The Concept of Wealth
The concept of "shareholder wealth," to put it simply, is really about both capital gains and dividends. Regardless of what model the firm uses -- and many firms do not pay dividends -- shareholder wealth is the normal operation of the firm and, importantly, shareholders' main expectation. There are other corporate goals such as the maximization of sales, market share or the reduction of debt. These might not immediately lead to the maximization of wealth. The idea of shareholder wealth is tightly tied to the idea of continued business expansion and profits.
The Power of Wealth
Economists such as Bartley Madden and James Owens consider the maximization of shareholder wealth to be the natural outcome of profitable business practices. These, in turn, are also the same, or similar, to capital expansion. These two writers differ on this as the goal of all business, but the general idea is that such expansion is what makes shareholders happy. This leads to loyal shareholders, committed board members and the continual increase in share value. The media attention that such performance can generate can assist the public reputation of any firm.

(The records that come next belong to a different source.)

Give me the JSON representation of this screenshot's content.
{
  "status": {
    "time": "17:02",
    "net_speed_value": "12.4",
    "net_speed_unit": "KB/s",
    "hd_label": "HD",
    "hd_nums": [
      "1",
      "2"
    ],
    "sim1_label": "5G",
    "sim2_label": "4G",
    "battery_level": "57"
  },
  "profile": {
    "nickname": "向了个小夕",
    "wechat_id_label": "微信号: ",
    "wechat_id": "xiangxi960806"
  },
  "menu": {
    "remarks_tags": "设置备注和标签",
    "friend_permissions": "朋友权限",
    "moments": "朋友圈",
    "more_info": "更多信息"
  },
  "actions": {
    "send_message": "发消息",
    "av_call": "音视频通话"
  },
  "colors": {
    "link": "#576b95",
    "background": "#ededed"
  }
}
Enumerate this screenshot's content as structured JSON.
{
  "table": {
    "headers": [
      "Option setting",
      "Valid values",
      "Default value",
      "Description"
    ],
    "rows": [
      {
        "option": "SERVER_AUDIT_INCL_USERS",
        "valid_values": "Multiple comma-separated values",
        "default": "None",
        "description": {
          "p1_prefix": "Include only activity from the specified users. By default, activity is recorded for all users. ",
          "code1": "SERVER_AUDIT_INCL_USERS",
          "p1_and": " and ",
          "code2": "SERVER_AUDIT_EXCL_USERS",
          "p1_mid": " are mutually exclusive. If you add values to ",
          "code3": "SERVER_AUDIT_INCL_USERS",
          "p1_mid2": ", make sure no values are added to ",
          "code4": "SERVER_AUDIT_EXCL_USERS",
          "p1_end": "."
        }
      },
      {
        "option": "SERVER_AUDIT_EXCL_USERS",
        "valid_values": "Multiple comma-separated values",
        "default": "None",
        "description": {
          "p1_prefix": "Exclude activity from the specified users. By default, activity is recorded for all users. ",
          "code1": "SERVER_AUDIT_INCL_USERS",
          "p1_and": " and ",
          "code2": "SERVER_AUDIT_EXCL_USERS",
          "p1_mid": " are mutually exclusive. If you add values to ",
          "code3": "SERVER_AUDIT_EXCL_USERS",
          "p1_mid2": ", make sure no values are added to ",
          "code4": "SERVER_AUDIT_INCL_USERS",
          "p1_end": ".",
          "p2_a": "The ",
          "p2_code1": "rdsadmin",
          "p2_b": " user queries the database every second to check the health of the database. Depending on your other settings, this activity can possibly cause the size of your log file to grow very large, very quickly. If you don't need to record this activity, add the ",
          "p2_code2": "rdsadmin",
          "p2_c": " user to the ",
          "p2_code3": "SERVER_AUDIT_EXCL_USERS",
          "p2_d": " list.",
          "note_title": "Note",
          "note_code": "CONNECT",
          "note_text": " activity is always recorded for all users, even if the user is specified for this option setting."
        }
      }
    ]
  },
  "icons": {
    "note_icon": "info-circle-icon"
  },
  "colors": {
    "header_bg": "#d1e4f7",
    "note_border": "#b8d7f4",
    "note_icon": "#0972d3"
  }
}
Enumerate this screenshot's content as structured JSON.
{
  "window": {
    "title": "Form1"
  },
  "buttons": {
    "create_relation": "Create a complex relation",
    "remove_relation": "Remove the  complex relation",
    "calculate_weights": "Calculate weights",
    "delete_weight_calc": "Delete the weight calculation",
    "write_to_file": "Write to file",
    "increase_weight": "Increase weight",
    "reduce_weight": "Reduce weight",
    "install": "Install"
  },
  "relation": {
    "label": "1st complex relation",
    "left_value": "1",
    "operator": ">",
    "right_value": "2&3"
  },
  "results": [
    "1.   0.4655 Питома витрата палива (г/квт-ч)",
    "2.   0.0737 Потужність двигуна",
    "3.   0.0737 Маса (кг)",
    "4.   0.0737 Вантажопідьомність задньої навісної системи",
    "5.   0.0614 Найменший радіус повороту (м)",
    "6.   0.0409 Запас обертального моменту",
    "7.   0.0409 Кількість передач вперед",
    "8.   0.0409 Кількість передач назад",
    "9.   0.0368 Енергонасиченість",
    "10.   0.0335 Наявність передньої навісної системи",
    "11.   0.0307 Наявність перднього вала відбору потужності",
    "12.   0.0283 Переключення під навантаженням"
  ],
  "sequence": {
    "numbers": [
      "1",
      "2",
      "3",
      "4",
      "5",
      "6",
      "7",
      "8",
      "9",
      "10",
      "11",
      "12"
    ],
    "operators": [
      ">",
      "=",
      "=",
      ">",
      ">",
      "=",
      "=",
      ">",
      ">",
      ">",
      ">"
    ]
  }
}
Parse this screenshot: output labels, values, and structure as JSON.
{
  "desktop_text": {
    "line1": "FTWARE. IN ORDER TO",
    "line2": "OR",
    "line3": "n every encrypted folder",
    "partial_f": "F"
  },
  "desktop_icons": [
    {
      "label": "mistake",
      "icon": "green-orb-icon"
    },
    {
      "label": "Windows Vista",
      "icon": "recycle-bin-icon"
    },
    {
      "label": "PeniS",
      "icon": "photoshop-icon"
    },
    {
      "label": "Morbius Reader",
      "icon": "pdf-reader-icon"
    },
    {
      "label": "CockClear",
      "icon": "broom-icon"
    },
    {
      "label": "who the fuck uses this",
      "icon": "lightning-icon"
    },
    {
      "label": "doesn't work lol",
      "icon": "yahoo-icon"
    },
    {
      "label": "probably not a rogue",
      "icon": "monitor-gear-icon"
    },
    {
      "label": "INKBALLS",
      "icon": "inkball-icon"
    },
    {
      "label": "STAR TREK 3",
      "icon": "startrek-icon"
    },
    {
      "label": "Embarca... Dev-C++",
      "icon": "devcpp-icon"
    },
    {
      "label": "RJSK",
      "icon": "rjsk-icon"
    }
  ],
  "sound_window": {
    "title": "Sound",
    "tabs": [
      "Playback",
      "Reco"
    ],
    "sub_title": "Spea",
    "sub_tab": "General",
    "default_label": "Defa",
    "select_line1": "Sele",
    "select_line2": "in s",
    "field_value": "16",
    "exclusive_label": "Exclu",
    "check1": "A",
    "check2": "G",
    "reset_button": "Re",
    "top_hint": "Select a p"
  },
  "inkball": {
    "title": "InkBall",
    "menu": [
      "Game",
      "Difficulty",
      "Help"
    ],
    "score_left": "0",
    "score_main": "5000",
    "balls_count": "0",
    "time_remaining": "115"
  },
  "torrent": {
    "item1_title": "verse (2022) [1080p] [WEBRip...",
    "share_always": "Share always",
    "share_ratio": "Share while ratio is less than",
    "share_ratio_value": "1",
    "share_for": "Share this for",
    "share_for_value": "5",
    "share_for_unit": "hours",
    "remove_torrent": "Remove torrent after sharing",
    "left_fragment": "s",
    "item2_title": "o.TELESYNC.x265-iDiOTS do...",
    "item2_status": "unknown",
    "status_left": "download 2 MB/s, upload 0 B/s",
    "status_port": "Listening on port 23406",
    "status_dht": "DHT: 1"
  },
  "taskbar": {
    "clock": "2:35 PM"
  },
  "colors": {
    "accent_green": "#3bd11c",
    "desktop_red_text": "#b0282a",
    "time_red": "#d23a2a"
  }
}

The Satisfaction of Wealth
Other than maintaining happy shareholders and gaining a powerful reputation, maximizing shareholder value has many advantages. It is almost too obvious that constant profits, reinvestment and expansion makes everyone happy. Managers see salaries and reputations increase, salesmen see high commissions, governments see more tax funds and more people are being hired to staff the expanding firm. While the disadvantages of this policy are not negligible, the vivid impression these advantages make on investors cannot be ignored.
The Significance of Wealth
Madden holds that maximizing shareholder wealth is not just the obvious purpose of the firm, but is also a requirement for the maximizing of social utility. If a firm is continually growing, investing and expanding, everyone benefits. Other corporate strategies, such as increasing market share, can lead to declining profits, which, in turn, can lead to higher interest rates on loans for any future investment. If a corporation takes profit and expansion as its sole purpose and goal, then all problems of the firm are smoothed out. In other words, questions of the long or short term, market share or even social responsibility are eliminated as the firm continues to expand. It is not about corporate "profits" in isolation, but rather the "wealth" of shareholders, which includes long-term planning, capital expansion and continual investment in equipment, land and buildings.